# Sage Water Filter Holder - For sale?



## RobertM93 (Feb 14, 2019)

Hi Guys (and Girls!),

New to this forum and fairly new to coffee.

Just picked up a Barista Express, really impressed with it but noticed the water filter holder was different & had no filter.

Bought some filters, but noticed they're for a new Filter Holder.

Does anyone have a spare I can have/buy if possible?
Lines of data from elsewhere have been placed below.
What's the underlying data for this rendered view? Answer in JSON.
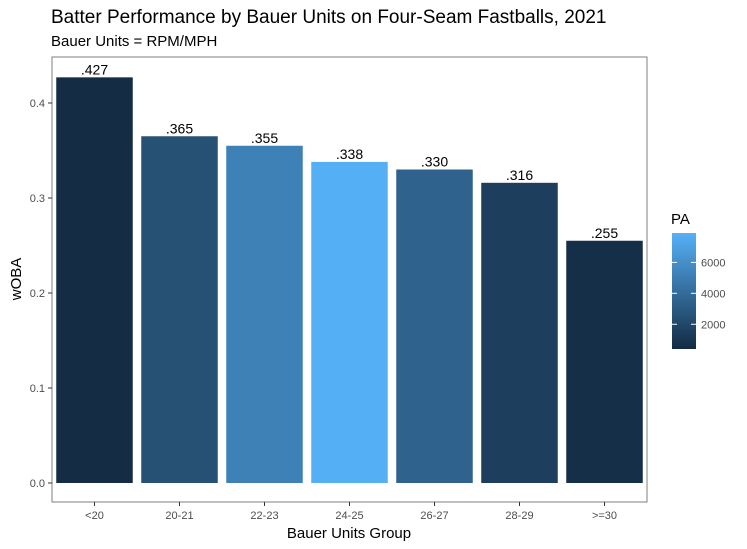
{
  "chart_data": {
    "type": "bar",
    "title": "Batter Performance by Bauer Units on Four-Seam Fastballs, 2021",
    "subtitle": "Bauer Units = RPM/MPH",
    "xlabel": "Bauer Units Group",
    "ylabel": "wOBA",
    "ylim": [
      0,
      0.45
    ],
    "y_ticks": [
      0.0,
      0.1,
      0.2,
      0.3,
      0.4
    ],
    "y_tick_labels": [
      "0.0",
      "0.1",
      "0.2",
      "0.3",
      "0.4"
    ],
    "grid": false,
    "categories": [
      "<20",
      "20-21",
      "22-23",
      "24-25",
      "26-27",
      "28-29",
      ">=30"
    ],
    "values": [
      0.427,
      0.365,
      0.355,
      0.338,
      0.33,
      0.316,
      0.255
    ],
    "data_labels": [
      ".427",
      ".365",
      ".355",
      ".338",
      ".330",
      ".316",
      ".255"
    ],
    "fill_variable": "PA",
    "fill_values": [
      500,
      2500,
      5200,
      7800,
      3500,
      1500,
      600
    ],
    "legend": {
      "title": "PA",
      "position": "right",
      "range": [
        400,
        7900
      ],
      "ticks": [
        2000,
        4000,
        6000
      ],
      "tick_labels": [
        "2000",
        "4000",
        "6000"
      ],
      "color_low": "#132B43",
      "color_high": "#56B1F7"
    }
  }
}
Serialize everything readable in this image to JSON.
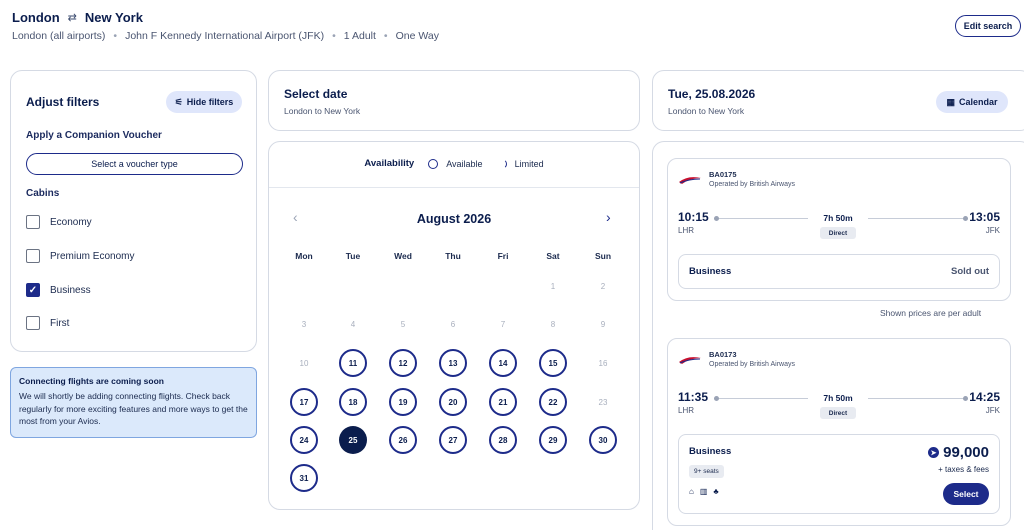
{
  "header": {
    "origin": "London",
    "swap_icon": "⇄",
    "destination": "New York",
    "sub": [
      "London (all airports)",
      "John F Kennedy International Airport (JFK)",
      "1 Adult",
      "One Way"
    ],
    "edit_label": "Edit search"
  },
  "filters": {
    "title": "Adjust filters",
    "hide_label": "Hide filters",
    "companion_label": "Apply a Companion Voucher",
    "voucher_label": "Select a voucher type",
    "cabins_label": "Cabins",
    "cabins": [
      {
        "label": "Economy",
        "checked": false
      },
      {
        "label": "Premium Economy",
        "checked": false
      },
      {
        "label": "Business",
        "checked": true
      },
      {
        "label": "First",
        "checked": false
      }
    ]
  },
  "notice": {
    "title": "Connecting flights are coming soon",
    "body": "We will shortly be adding connecting flights. Check back regularly for more exciting features and more ways to get the most from your Avios."
  },
  "select_date": {
    "title": "Select date",
    "sub": "London to New York"
  },
  "calendar": {
    "availability_label": "Availability",
    "available_label": "Available",
    "limited_label": "Limited",
    "month": "August 2026",
    "weekdays": [
      "Mon",
      "Tue",
      "Wed",
      "Thu",
      "Fri",
      "Sat",
      "Sun"
    ],
    "first_weekday_index": 5,
    "days_in_month": 31,
    "available_days": [
      11,
      12,
      13,
      14,
      15,
      17,
      18,
      19,
      20,
      21,
      22,
      24,
      26,
      27,
      28,
      29,
      30,
      31
    ],
    "selected_day": 25
  },
  "date_card": {
    "title": "Tue, 25.08.2026",
    "sub": "London to New York",
    "calendar_label": "Calendar"
  },
  "flights": [
    {
      "number": "BA0175",
      "operator": "Operated by British Airways",
      "dep_time": "10:15",
      "dep_airport": "LHR",
      "duration": "7h 50m",
      "stops": "Direct",
      "arr_time": "13:05",
      "arr_airport": "JFK",
      "cabin": "Business",
      "status": "Sold out"
    },
    {
      "number": "BA0173",
      "operator": "Operated by British Airways",
      "dep_time": "11:35",
      "dep_airport": "LHR",
      "duration": "7h 50m",
      "stops": "Direct",
      "arr_time": "14:25",
      "arr_airport": "JFK",
      "cabin": "Business",
      "seats": "9+ seats",
      "price": "99,000",
      "taxes": "+ taxes & fees",
      "select_label": "Select"
    }
  ],
  "per_adult_note": "Shown prices are per adult",
  "colors": {
    "accent": "#1d2b8a",
    "navy": "#0b1d4d",
    "notice_bg": "#dbe9fb"
  }
}
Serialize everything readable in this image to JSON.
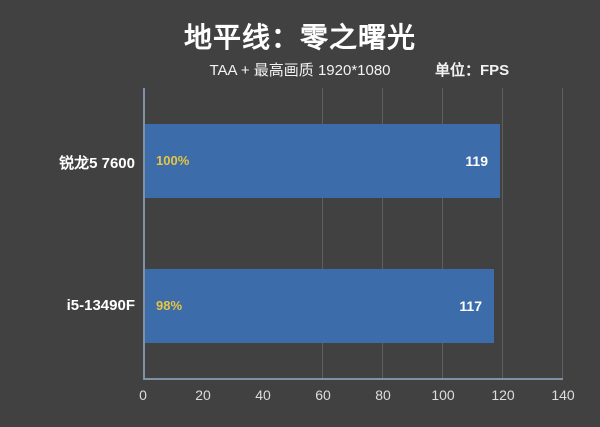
{
  "header": {
    "title": "地平线：零之曙光",
    "subtitle": "TAA + 最高画质 1920*1080",
    "unit_label": "单位：FPS"
  },
  "chart_data": {
    "type": "bar",
    "orientation": "horizontal",
    "title": "地平线：零之曙光",
    "subtitle": "TAA + 最高画质 1920*1080",
    "unit": "FPS",
    "categories": [
      "锐龙5 7600",
      "i5-13490F"
    ],
    "values": [
      119,
      117
    ],
    "percent_labels": [
      "100%",
      "98%"
    ],
    "xlabel": "",
    "ylabel": "",
    "xlim": [
      0,
      140
    ],
    "x_ticks": [
      0,
      20,
      40,
      60,
      80,
      100,
      120,
      140
    ],
    "gridlines_at": [
      60,
      80,
      100,
      120,
      140
    ],
    "legend": "none",
    "colors": {
      "background": "#414141",
      "bar": "#3d6cab",
      "percent_text": "#e6c640",
      "value_text": "#ffffff",
      "axis_line": "#7e91a6",
      "gridline": "rgba(255,255,255,0.16)",
      "tick_text": "#dddddd",
      "category_text": "#ffffff",
      "title_text": "#ffffff"
    }
  }
}
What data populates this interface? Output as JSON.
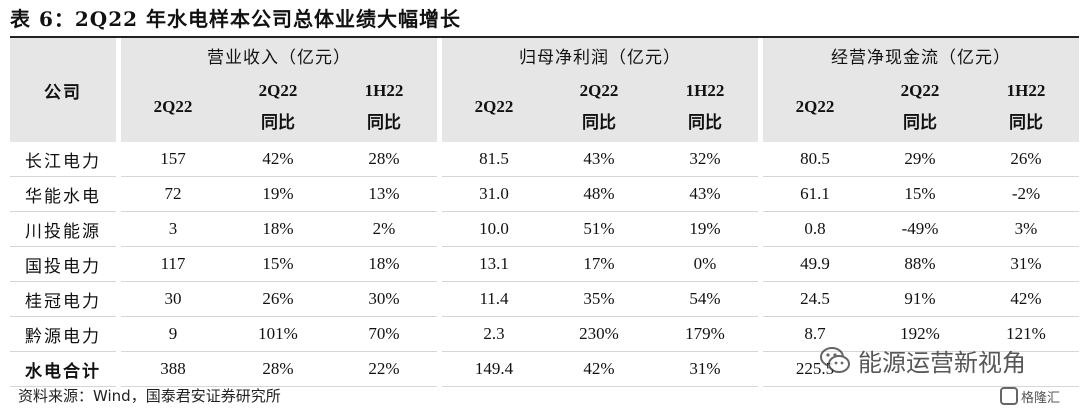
{
  "title": "表 6：2Q22 年水电样本公司总体业绩大幅增长",
  "table": {
    "corner": "公司",
    "groups": [
      "营业收入（亿元）",
      "归母净利润（亿元）",
      "经营净现金流（亿元）"
    ],
    "sub": [
      {
        "l1": "2Q22",
        "l2": ""
      },
      {
        "l1": "2Q22",
        "l2": "同比"
      },
      {
        "l1": "1H22",
        "l2": "同比"
      }
    ],
    "rows": [
      {
        "name": "长江电力",
        "v": [
          "157",
          "42%",
          "28%",
          "81.5",
          "43%",
          "32%",
          "80.5",
          "29%",
          "26%"
        ]
      },
      {
        "name": "华能水电",
        "v": [
          "72",
          "19%",
          "13%",
          "31.0",
          "48%",
          "43%",
          "61.1",
          "15%",
          "-2%"
        ]
      },
      {
        "name": "川投能源",
        "v": [
          "3",
          "18%",
          "2%",
          "10.0",
          "51%",
          "19%",
          "0.8",
          "-49%",
          "3%"
        ]
      },
      {
        "name": "国投电力",
        "v": [
          "117",
          "15%",
          "18%",
          "13.1",
          "17%",
          "0%",
          "49.9",
          "88%",
          "31%"
        ]
      },
      {
        "name": "桂冠电力",
        "v": [
          "30",
          "26%",
          "30%",
          "11.4",
          "35%",
          "54%",
          "24.5",
          "91%",
          "42%"
        ]
      },
      {
        "name": "黔源电力",
        "v": [
          "9",
          "101%",
          "70%",
          "2.3",
          "230%",
          "179%",
          "8.7",
          "192%",
          "121%"
        ]
      },
      {
        "name": "水电合计",
        "v": [
          "388",
          "28%",
          "22%",
          "149.4",
          "42%",
          "31%",
          "225.5",
          "",
          ""
        ]
      }
    ]
  },
  "source": "资料来源：Wind，国泰君安证券研究所",
  "watermark": {
    "text": "能源运营新视角",
    "icon": "wechat-icon"
  },
  "badge": {
    "text": "格隆汇",
    "icon": "gelonghui-logo-icon"
  }
}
If not, links out to where you can get would be useful - thanks!


----------



## M_H_S (Jun 6, 2018)

RobertM93 said:


> Hi Guys (and Girls!),
> 
> New to this forum and fairly new to coffee.
> 
> ...


Link or pic of the one you are after


----------



## kennyboy993 (Jan 23, 2017)

If it's the same as the dual boiler u can have mine - not used them


----------



## RobertM93 (Feb 14, 2019)

M_H_S said:


> Link or pic of the one you are after


Looking for one of these - https://www.breville.com/content/dam/breville/us/catalog/products/images/sp0/sp0014505/pdp.jpg

They're sold out everyhwere!


----------



## RobertM93 (Feb 14, 2019)

kennyboy993 said:


> If it's the same as the dual boiler u can have mine - not used them


Hey, is it this one? https://www.breville.com/content/dam/breville/us/catalog/products/images/sp0/sp0014505/pdp.jpg

That'd be perfect if so!


----------



## kennyboy993 (Jan 23, 2017)

I left it in the box - I'll have a look at the weekend ;-)


----------



## kennyboy993 (Jan 23, 2017)

RobertM93 said:


> Hey, is it this one? https://www.breville.com/content/dam/breville/us/catalog/products/images/sp0/sp0014505/pdp.jpg
> 
> That'd be perfect if so!


So sorry Robert - coincidentally I've decided to sell my DB now so I guess I should keep the filter holder in with the box.

Hope u can source one


----------